Bruns always pushes his students to work on their career goals, even when it slows progress within the lab, Butterfield adds, including when two students wanted to take time out to intern with companies of interest, and when Butterfield wanted to teach an undergraduate class.
Butterfield said Bruns’ kindness has been unwavering since they began working together in 2017. “I give the strongest recommendation possible for awarding Carson, in large part due to his capabilities and strengths in his work, but also for his personal qualities, which allow him to continuously raise up the people around him. He is one of those rare people who constantly makes those around him better.”
Ellen Yi-Luen Do
In Ellen Do’s ACME Lab, students are engaged in a wide range of projects, from alternative game control, to immersive musical jam sessions, to robotics for wellness, to visual analytics, toys to promote child development and generative art.
Despite the breadth of their work, she tells her nine PhD and two master’s students that she is always available: “only an email or door away.”
And on any given day, the ACME Lab is a busy central hub, buzzing and flowing with undergraduate and graduate students, says ATLAS PhD Student Sandra Bae. “Ellen has cultivated a lab culture where her students warmly welcome any student interested in research to join our weekly lab meetings, directly mentor undergraduate or master’s students for their capstone projects or simply invite others to socialize. She understands the importance of a social support system where the lab functions as a family.”
Bae points out that Do is excellent at harnessing and directing the interests of her students. “Her mentoring strength comes from how observant she is,” says Bae.

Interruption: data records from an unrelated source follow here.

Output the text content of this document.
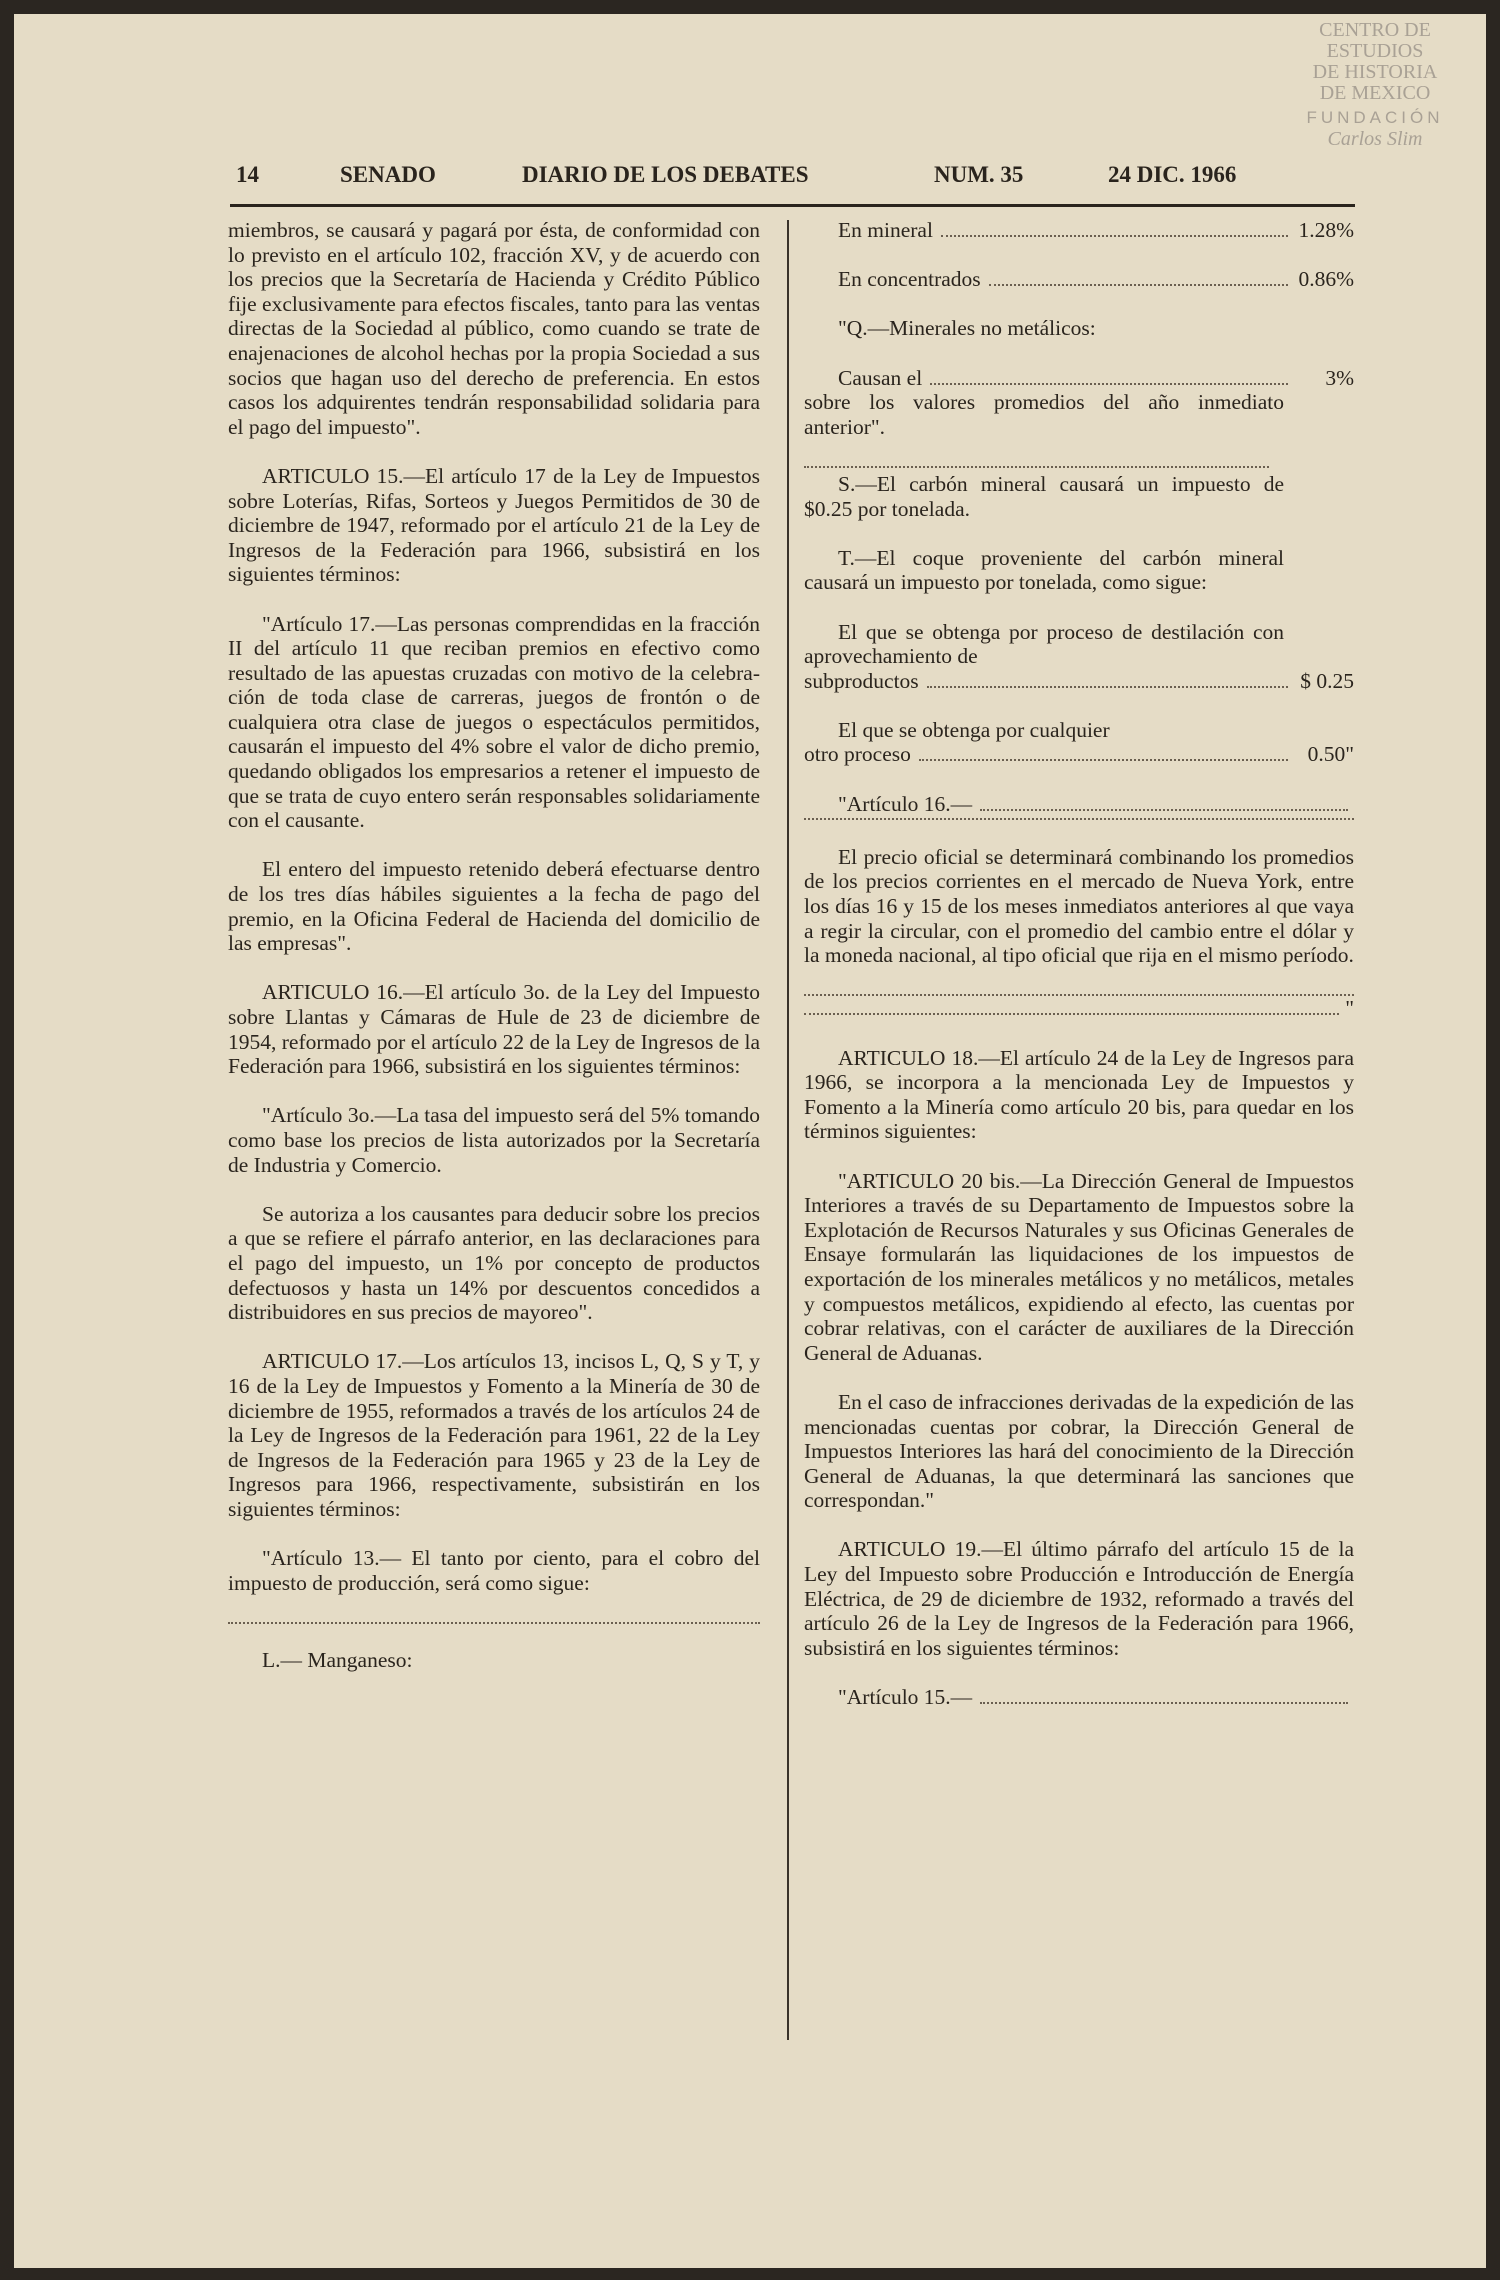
14	SENADO	DIARIO DE LOS DEBATES	NUM. 35	24 DIC. 1966

miembros, se causará y pagará por ésta, de conformidad con lo previsto en el artículo 102, fracción XV, y de acuerdo con los precios que la Secretaría de Hacienda y Crédito Público fije exclusivamente para efectos fiscales, tanto para las ventas directas de la Sociedad al público, como cuando se trate de enajenaciones de alcohol hechas por la propia Sociedad a sus socios que hagan uso del derecho de preferencia. En estos casos los adquirentes tendrán responsabilidad solidaria para el pago del impuesto".

ARTICULO 15.—El artículo 17 de la Ley de Impuestos sobre Loterías, Rifas, Sorteos y Juegos Permitidos de 30 de diciembre de 1947, reformado por el artículo 21 de la Ley de Ingresos de la Federación para 1966, subsistirá en los siguientes términos:

"Artículo 17.—Las personas comprendidas en la fracción II del artículo 11 que reciban premios en efectivo como resultado de las apuestas cruzadas con motivo de la celebración de toda clase de carreras, juegos de frontón o de cualquiera otra clase de juegos o espectáculos permitidos, causarán el impuesto del 4% sobre el valor de dicho premio, quedando obligados los empresarios a retener el impuesto de que se trata de cuyo entero serán responsables solidariamente con el causante.

El entero del impuesto retenido deberá efectuarse dentro de los tres días hábiles siguientes a la fecha de pago del premio, en la Oficina Federal de Hacienda del domicilio de las empresas".

ARTICULO 16.—El artículo 3o. de la Ley del Impuesto sobre Llantas y Cámaras de Hule de 23 de diciembre de 1954, reformado por el artículo 22 de la Ley de Ingresos de la Federación para 1966, subsistirá en los siguientes términos:

"Artículo 3o.—La tasa del impuesto será del 5% tomando como base los precios de lista autorizados por la Secretaría de Industria y Comercio.

Se autoriza a los causantes para deducir sobre los precios a que se refiere el párrafo anterior, en las declaraciones para el pago del impuesto, un 1% por concepto de productos defectuosos y hasta un 14% por descuentos concedidos a distribuidores en sus precios de mayoreo".

ARTICULO 17.—Los artículos 13, incisos L, Q, S y T, y 16 de la Ley de Impuestos y Fomento a la Minería de 30 de diciembre de 1955, reformados a través de los artículos 24 de la Ley de Ingresos de la Federación para 1961, 22 de la Ley de Ingresos de la Federación para 1965 y 23 de la Ley de Ingresos para 1966, respectivamente, subsistirán en los siguientes términos:

"Artículo 13.— El tanto por ciento, para el cobro del impuesto de producción, será como sigue:

L.— Manganeso:

En mineral	1.28%
En concentrados	0.86%

"Q.—Minerales no metálicos:

Causan el	3%

sobre los valores promedios del año inmediato anterior".

S.—El carbón mineral causará un impuesto de $0.25 por tonelada.

T.—El coque proveniente del carbón mineral causará un impuesto por tonelada, como sigue:

El que se obtenga por proceso de destilación con aprovechamiento de

subproductos	$ 0.25

El que se obtenga por cualquier

otro proceso	0.50"
"Artículo 16.—

El precio oficial se determinará combinando los promedios de los precios corrientes en el mercado de Nueva York, entre los días 16 y 15 de los meses inmediatos anteriores al que vaya a regir la circular, con el promedio del cambio entre el dólar y la moneda nacional, al tipo oficial que rija en el mismo período.

"

ARTICULO 18.—El artículo 24 de la Ley de Ingresos para 1966, se incorpora a la mencionada Ley de Impuestos y Fomento a la Minería como artículo 20 bis, para quedar en los términos siguientes:

"ARTICULO 20 bis.—La Dirección General de Impuestos Interiores a través de su Departamento de Impuestos sobre la Explotación de Recursos Naturales y sus Oficinas Generales de Ensaye formularán las liquidaciones de los impuestos de exportación de los minerales metálicos y no metálicos, metales y compuestos metálicos, expidiendo al efecto, las cuentas por cobrar relativas, con el carácter de auxiliares de la Dirección General de Aduanas.

En el caso de infracciones derivadas de la expedición de las mencionadas cuentas por cobrar, la Dirección General de Impuestos Interiores las hará del conocimiento de la Dirección General de Aduanas, la que determinará las sanciones que correspondan."

ARTICULO 19.—El último párrafo del artículo 15 de la Ley del Impuesto sobre Producción e Introducción de Energía Eléctrica, de 29 de diciembre de 1932, reformado a través del artículo 26 de la Ley de Ingresos de la Federación para 1966, subsistirá en los siguientes términos:

"Artículo 15.—
CENTRO DE
ESTUDIOS
DE HISTORIA
DE MEXICO
FUNDACIÓN
Carlos Slim
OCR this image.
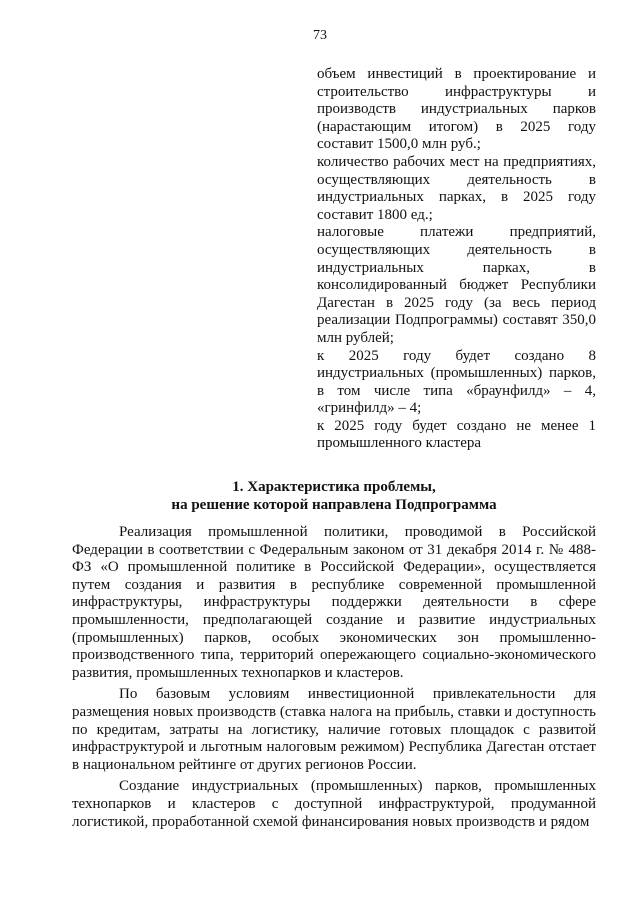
73

объем инвестиций в проектирование и строительство инфраструктуры и производств индустриальных парков (нарастающим итогом) в 2025 году составит 1500,0 млн руб.;

количество рабочих мест на предприятиях, осуществляющих деятельность в индустриальных парках, в 2025 году составит 1800 ед.;

налоговые платежи предприятий, осуществляющих деятельность в индустриальных парках, в консолидированный бюджет Республики Дагестан в 2025 году (за весь период реализации Подпрограммы) составят 350,0 млн рублей;

к 2025 году будет создано 8 индустриальных (промышленных) парков, в том числе типа «браунфилд» – 4, «гринфилд» – 4;

к 2025 году будет создано не менее 1 промышленного кластера

1. Характеристика проблемы,
на решение которой направлена Подпрограмма

Реализация промышленной политики, проводимой в Российской Федерации в соответствии с Федеральным законом от 31 декабря 2014 г. № 488-ФЗ «О промышленной политике в Российской Федерации», осуществляется путем создания и развития в республике современной промышленной инфраструктуры, инфраструктуры поддержки деятельности в сфере промышленности, предполагающей создание и развитие индустриальных (промышленных) парков, особых экономических зон промышленно-производственного типа, территорий опережающего социально-экономического развития, промышленных технопарков и кластеров.

По базовым условиям инвестиционной привлекательности для размещения новых производств (ставка налога на прибыль, ставки и доступность по кредитам, затраты на логистику, наличие готовых площадок с развитой инфраструктурой и льготным налоговым режимом) Республика Дагестан отстает в национальном рейтинге от других регионов России.

Создание индустриальных (промышленных) парков, промышленных технопарков и кластеров с доступной инфраструктурой, продуманной логистикой, проработанной схемой финансирования новых производств и рядом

“As a PhD advisee of Ellen’s, her influence is imprinted on my life,” Bae said. “She is my academic mentor, who listened to my first conference presentation five times in a row; my senior, who taught me how to treat friends and myself with compassion; my spiritual leader, who motivates me with her delightful energy; my personal role model, who helps me, another Asian-American woman, be more confident that I belong and can succeed in academia.”